Analysis Notes - Ries
This describes goals and results of analysis
Based on preliminary analyses, I'm planning three broad sets of exploratory analyses that will be used as a basis for a manuscript:
1) Trend by year (are monarchs increasing, decreasing or showing no trend)
- NABA (CA, NCentral, MidCentral, NEast, MidEast, South)
- Regional (Shapiro, IL, OH)
- Preliminary analyses suggest declines in CA, no clear trend in East, but "low" years may be increasing while "high" years are remaining constant or even declining
- Preliminary analyses suggest that week# will have to be carefully controlled for
At this point, I'm planning two analytical approaches, but I need to work out the R-code:
- Raw data analysis:
-Ln transformed data for any survey > 5 years of data
-Mixed model with ln (count + 1) as dependent variable, survey as random variable, year as fixed effect
-Logistic regression with Shapiro data
-quantile regression (5,50,95% quantiles)
-does this approach automatically "weight" that there are more surveys in later years?
-Can we get CIs based on different sample sizes?
- Summarized data analysis (probably preferred):
-Ln transformed data summarized by year
-Mixed model with ln (count + 1) as dependent variable, survey as random variable, year as fixed effect
-Each point weighted by the inverse of the standard error
-quantile regression (5,50,95% quantiles)
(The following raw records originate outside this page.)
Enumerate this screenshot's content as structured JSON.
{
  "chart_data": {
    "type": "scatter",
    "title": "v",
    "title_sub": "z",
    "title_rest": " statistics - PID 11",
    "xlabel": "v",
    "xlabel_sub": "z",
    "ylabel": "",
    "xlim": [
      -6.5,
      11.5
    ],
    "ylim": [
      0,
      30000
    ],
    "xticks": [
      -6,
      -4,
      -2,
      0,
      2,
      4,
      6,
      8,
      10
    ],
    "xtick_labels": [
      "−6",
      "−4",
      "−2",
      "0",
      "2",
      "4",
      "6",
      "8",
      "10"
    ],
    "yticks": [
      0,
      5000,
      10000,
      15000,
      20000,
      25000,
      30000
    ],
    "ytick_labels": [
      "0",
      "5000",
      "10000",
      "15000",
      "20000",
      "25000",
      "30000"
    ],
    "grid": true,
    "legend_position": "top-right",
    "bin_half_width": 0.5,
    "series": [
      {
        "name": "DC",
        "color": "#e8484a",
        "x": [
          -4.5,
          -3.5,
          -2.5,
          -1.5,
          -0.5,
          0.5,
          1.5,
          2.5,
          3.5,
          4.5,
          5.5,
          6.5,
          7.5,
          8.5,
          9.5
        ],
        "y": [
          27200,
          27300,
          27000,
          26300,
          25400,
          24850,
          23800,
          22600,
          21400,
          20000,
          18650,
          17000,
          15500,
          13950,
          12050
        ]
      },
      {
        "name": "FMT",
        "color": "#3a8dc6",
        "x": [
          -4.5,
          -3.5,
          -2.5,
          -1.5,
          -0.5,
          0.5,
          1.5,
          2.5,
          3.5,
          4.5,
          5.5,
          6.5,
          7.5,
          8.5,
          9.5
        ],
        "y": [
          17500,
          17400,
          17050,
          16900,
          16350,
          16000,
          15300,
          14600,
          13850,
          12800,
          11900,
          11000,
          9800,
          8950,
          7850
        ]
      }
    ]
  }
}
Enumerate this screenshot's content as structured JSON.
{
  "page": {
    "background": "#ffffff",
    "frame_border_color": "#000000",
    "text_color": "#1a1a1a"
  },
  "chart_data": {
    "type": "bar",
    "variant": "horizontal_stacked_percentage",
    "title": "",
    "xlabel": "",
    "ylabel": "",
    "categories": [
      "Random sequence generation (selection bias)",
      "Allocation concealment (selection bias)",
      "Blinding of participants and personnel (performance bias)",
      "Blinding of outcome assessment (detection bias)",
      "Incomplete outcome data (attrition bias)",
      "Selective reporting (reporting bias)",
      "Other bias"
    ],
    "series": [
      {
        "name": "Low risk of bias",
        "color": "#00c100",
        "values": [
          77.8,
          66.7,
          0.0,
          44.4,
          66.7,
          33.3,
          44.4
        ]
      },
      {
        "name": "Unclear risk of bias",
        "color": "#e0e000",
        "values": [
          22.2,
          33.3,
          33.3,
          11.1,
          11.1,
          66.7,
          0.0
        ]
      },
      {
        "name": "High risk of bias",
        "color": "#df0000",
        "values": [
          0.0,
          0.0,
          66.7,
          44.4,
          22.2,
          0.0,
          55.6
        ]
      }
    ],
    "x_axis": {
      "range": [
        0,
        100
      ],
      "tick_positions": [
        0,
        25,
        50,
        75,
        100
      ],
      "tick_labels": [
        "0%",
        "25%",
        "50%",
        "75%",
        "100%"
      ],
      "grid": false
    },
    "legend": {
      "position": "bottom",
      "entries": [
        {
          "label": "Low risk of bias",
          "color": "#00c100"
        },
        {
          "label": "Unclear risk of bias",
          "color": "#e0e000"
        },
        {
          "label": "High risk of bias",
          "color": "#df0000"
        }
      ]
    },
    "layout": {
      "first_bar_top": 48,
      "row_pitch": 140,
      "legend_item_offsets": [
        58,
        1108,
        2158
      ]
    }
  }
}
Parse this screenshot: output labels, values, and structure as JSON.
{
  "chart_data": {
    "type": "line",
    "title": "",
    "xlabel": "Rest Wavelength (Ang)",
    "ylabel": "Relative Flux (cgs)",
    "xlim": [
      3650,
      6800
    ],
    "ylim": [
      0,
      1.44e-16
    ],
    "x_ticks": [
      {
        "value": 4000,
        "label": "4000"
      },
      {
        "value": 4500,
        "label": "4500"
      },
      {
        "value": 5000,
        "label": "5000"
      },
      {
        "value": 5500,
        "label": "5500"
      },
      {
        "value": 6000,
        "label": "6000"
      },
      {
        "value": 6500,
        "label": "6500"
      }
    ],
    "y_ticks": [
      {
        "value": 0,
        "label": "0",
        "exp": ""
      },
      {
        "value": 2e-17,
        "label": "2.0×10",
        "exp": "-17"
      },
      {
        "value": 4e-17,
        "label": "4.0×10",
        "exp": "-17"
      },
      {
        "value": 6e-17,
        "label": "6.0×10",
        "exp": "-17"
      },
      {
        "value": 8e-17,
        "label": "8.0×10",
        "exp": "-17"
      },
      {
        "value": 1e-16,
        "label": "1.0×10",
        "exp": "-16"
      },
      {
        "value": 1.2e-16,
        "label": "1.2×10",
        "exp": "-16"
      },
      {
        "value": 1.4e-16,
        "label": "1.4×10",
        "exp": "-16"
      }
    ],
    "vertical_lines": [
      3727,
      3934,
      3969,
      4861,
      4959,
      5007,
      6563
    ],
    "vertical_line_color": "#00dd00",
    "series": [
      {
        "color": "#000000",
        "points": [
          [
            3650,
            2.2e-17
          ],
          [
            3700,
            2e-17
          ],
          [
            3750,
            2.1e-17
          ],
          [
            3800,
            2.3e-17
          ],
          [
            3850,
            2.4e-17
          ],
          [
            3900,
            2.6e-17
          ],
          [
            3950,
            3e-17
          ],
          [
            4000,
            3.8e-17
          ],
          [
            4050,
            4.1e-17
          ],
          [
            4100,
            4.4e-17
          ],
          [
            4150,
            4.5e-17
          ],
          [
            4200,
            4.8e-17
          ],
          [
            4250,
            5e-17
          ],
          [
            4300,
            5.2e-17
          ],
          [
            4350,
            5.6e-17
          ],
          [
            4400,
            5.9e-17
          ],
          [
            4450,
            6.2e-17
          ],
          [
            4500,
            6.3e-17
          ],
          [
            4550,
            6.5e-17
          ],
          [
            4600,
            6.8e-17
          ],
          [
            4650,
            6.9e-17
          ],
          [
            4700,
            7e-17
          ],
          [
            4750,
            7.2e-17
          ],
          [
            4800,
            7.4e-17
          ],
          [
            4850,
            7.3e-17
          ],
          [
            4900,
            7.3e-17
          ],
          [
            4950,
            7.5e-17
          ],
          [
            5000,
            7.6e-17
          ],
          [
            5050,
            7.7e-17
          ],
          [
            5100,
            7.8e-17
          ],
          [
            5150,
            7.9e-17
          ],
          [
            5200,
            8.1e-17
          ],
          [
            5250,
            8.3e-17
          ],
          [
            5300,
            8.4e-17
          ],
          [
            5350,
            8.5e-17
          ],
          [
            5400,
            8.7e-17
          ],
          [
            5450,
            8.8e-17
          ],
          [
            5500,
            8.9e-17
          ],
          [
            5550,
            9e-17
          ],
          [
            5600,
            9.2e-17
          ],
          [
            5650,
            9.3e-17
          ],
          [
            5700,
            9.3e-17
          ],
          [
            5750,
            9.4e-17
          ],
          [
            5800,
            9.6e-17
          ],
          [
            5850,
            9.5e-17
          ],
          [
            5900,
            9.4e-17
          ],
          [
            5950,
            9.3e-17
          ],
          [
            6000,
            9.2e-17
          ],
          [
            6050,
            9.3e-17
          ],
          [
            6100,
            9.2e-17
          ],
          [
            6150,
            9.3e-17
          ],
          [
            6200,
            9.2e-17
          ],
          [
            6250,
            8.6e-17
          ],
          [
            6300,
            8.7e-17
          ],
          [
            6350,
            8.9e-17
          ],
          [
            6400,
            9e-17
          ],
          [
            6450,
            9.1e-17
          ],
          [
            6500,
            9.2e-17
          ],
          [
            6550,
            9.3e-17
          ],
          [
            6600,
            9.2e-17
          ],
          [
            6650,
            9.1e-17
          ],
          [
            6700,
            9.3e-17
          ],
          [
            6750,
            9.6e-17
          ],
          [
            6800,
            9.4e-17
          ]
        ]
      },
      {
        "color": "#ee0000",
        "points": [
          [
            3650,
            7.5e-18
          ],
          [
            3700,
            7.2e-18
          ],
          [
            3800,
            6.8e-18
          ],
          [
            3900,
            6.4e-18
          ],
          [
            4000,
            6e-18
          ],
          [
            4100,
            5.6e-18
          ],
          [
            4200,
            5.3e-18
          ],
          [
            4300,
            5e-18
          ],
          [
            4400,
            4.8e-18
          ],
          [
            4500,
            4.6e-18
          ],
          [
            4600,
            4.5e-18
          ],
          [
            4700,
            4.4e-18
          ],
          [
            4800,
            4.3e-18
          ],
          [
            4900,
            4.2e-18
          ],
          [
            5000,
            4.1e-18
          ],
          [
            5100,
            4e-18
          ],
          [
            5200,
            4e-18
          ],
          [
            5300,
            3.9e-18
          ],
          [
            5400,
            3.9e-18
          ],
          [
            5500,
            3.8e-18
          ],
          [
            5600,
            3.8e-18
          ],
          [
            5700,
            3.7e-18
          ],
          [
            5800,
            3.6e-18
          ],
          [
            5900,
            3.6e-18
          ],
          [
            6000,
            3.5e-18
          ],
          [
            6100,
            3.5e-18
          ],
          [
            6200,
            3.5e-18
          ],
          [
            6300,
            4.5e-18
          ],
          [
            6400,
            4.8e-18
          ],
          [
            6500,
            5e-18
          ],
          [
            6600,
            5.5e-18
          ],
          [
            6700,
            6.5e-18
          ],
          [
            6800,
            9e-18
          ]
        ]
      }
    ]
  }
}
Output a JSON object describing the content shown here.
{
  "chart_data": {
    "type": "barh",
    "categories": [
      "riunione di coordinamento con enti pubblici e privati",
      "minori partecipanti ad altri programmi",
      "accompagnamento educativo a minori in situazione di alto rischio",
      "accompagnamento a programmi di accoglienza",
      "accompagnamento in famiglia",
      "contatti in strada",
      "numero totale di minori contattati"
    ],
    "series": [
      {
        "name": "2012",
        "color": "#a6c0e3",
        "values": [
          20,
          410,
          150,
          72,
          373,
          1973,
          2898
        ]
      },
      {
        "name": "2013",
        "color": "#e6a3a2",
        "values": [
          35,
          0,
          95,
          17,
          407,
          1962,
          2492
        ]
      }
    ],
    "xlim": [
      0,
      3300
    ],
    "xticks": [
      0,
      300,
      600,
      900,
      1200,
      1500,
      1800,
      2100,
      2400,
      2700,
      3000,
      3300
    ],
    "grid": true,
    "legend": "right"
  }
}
2) Congruence of trends between regions
- From NABA only - how highly correlated are year-to-year trends
- Preliminary results suggest some correlation between MidCentral, NCentral and NEast - the connection between NCentral and NEast either suggests broad mixing or response to similar climate conditions
At this point, I'm planning a simple analysis - correlations between region pairs with R2 value
3) Broad climate signal on regional patterns
- Using NCentral and CA only (NABA, OH?, and Shapiro)
- Preliminary results indicated no connection, but will redo with new climate parameters
Currently, I'm planning a very broad scale analysis that will use NOAA climate @ a glance to determine if there is any signal of:
- Western (spring/summer) climate on CA data
- Central (spring/summer) climate on NCentral data
- Southern (spring) climate on NCentral data
- For each year/region, I will categorize climate as WarmDry, WarmWet, Warm, Dry, Normal, Cool, Wet, CoolDry, CoolWet and determine if these categories help predict yearly monarch abundances by region.
- If desperate, I may try to pull out congruent patterns (WarmDry, WarmWet, CoolDry, CoolWet throughout region/season)
Again - preliminary data don't show too much of a signal - but I will continue to explore...
FINALLY - At this point, I'm not planning to compare to overwinter data - but will save for another paper - BUT WILL NOTE THAT OVERWINTER NUMBERS HAVE BEEN APPEARING TO DECLINE IN MEXICO (Hopefully, Lincoln and Eduardo's paper will be coming out soon).